X1AOX1A/WorldModel-Webshop-Qwen2.5-7B

Warm
Public
7.6B
FP8
131072
Dec 9, 2025
License: other
Hugging Face
Overview

Model Overview

X1AOX1A/WorldModel-Webshop-Qwen2.5-7B is a fine-tuned version of the Qwen/Qwen2.5-7B base model, featuring 7.6 billion parameters. This model is specifically trained on the webshop_train_70790 dataset, indicating its specialization in tasks related to webshop environments.
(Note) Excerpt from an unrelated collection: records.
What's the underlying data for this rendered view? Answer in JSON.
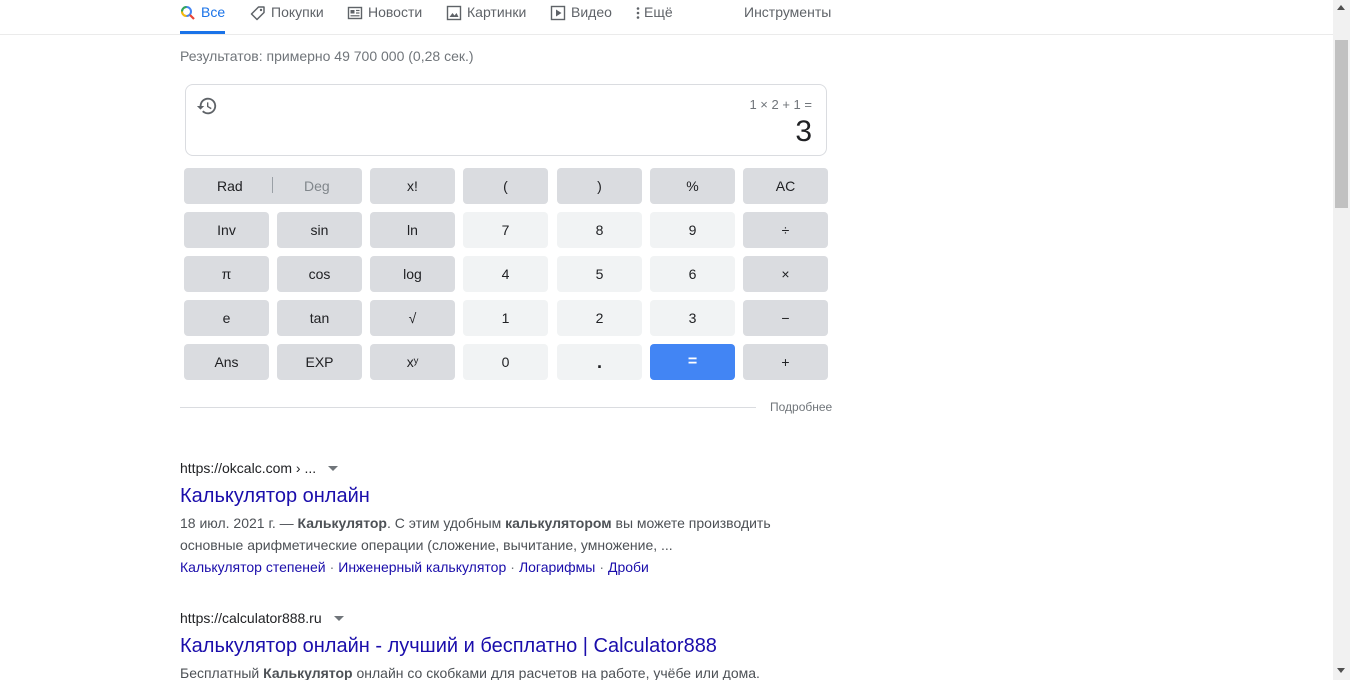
{
  "tabs": [
    {
      "label": "Все",
      "icon": "search-icon"
    },
    {
      "label": "Покупки",
      "icon": "tag-icon"
    },
    {
      "label": "Новости",
      "icon": "news-icon"
    },
    {
      "label": "Картинки",
      "icon": "image-icon"
    },
    {
      "label": "Видео",
      "icon": "video-icon"
    },
    {
      "label": "Ещё",
      "icon": "more-vert-icon"
    }
  ],
  "tools_label": "Инструменты",
  "result_stats": "Результатов: примерно 49 700 000 (0,28 сек.)",
  "calculator": {
    "expression": "1 × 2 + 1 =",
    "result": "3",
    "rad_label": "Rad",
    "deg_label": "Deg",
    "keys": {
      "fact": "x!",
      "lparen": "(",
      "rparen": ")",
      "percent": "%",
      "ac": "AC",
      "inv": "Inv",
      "sin": "sin",
      "ln": "ln",
      "k7": "7",
      "k8": "8",
      "k9": "9",
      "divide": "÷",
      "pi": "π",
      "cos": "cos",
      "log": "log",
      "k4": "4",
      "k5": "5",
      "k6": "6",
      "multiply": "×",
      "e": "e",
      "tan": "tan",
      "sqrt": "√",
      "k1": "1",
      "k2": "2",
      "k3": "3",
      "minus": "−",
      "ans": "Ans",
      "exp": "EXP",
      "pow": "xʸ",
      "k0": "0",
      "dot": ".",
      "equals": "=",
      "plus": "+"
    },
    "more_link": "Подробнее"
  },
  "results": [
    {
      "url": "https://okcalc.com › ...",
      "title": "Калькулятор онлайн",
      "snippet_date": "18 июл. 2021 г. — ",
      "snippet_b1": "Калькулятор",
      "snippet_t1": ". С этим удобным ",
      "snippet_b2": "калькулятором",
      "snippet_t2": " вы можете производить",
      "snippet_line2": "основные арифметические операции (сложение, вычитание, умножение, ...",
      "sitelinks": [
        "Калькулятор степеней",
        "Инженерный калькулятор",
        "Логарифмы",
        "Дроби"
      ]
    },
    {
      "url": "https://calculator888.ru",
      "title": "Калькулятор онлайн - лучший и бесплатно | Calculator888",
      "snippet_t0": "Бесплатный ",
      "snippet_b1": "Калькулятор",
      "snippet_t1": " онлайн со скобками для расчетов на работе, учёбе или дома."
    }
  ]
}
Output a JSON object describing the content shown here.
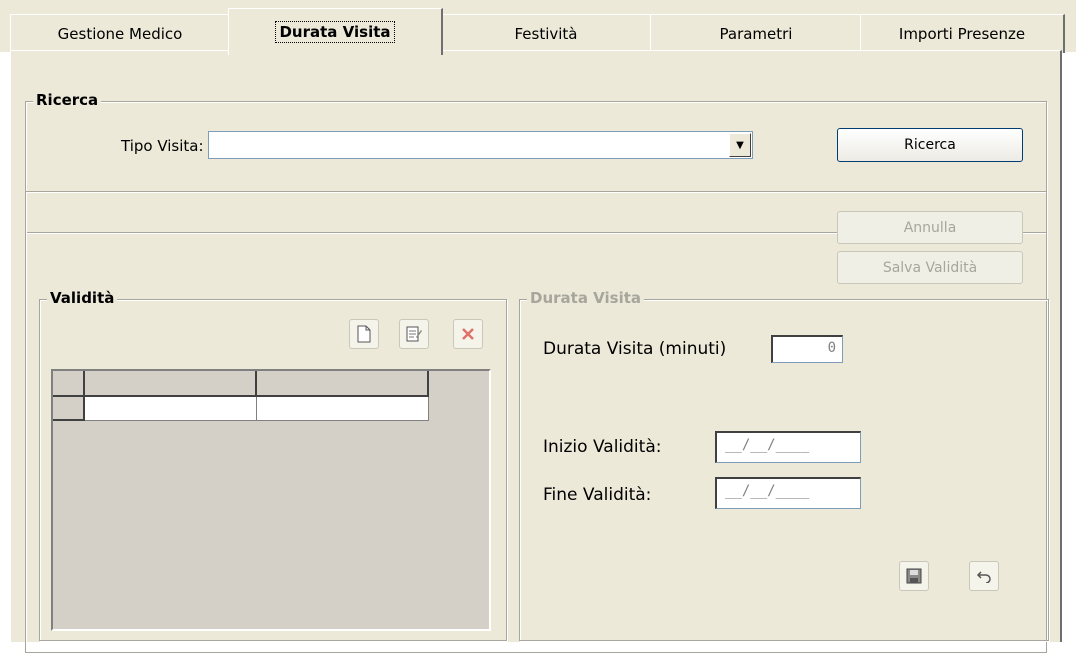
{
  "tabs": [
    {
      "label": "Gestione Medico"
    },
    {
      "label": "Durata Visita"
    },
    {
      "label": "Festività"
    },
    {
      "label": "Parametri"
    },
    {
      "label": "Importi Presenze"
    }
  ],
  "ricerca": {
    "legend": "Ricerca",
    "tipo_visita_label": "Tipo Visita:",
    "tipo_visita_value": "",
    "button": "Ricerca"
  },
  "actions": {
    "annulla": "Annulla",
    "salva": "Salva Validità"
  },
  "validita": {
    "legend": "Validità"
  },
  "durata": {
    "legend": "Durata Visita",
    "minuti_label": "Durata Visita (minuti)",
    "minuti_value": "0",
    "inizio_label": "Inizio Validità:",
    "inizio_value": "__/__/____",
    "fine_label": "Fine Validità:",
    "fine_value": "__/__/____"
  }
}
It is developed within the context of research exploring the concept of Large Language Models (LLMs) as implicit text-based world models, particularly for their potential in scalable agentic reinforcement learning.

Key Training Details

The model was trained with a learning rate of 1e-05, a total batch size of 128 (achieved with a train_batch_size of 1 and gradient_accumulation_steps of 32), and 5 epochs. The optimizer used was AdamW with specific beta and epsilon values, and a constant learning rate scheduler with 10 warmup steps. The training utilized a multi-GPU setup with 4 devices.

Potential Applications

Given its fine-tuning on a webshop dataset, this model is likely optimized for tasks such as:

  • Automated web navigation and interaction
  • E-commerce related language understanding
  • Agentic tasks within web environments

Further details on intended uses and limitations are not explicitly provided in the original model card, but its specialized training suggests a focus on web-based agentic behaviors.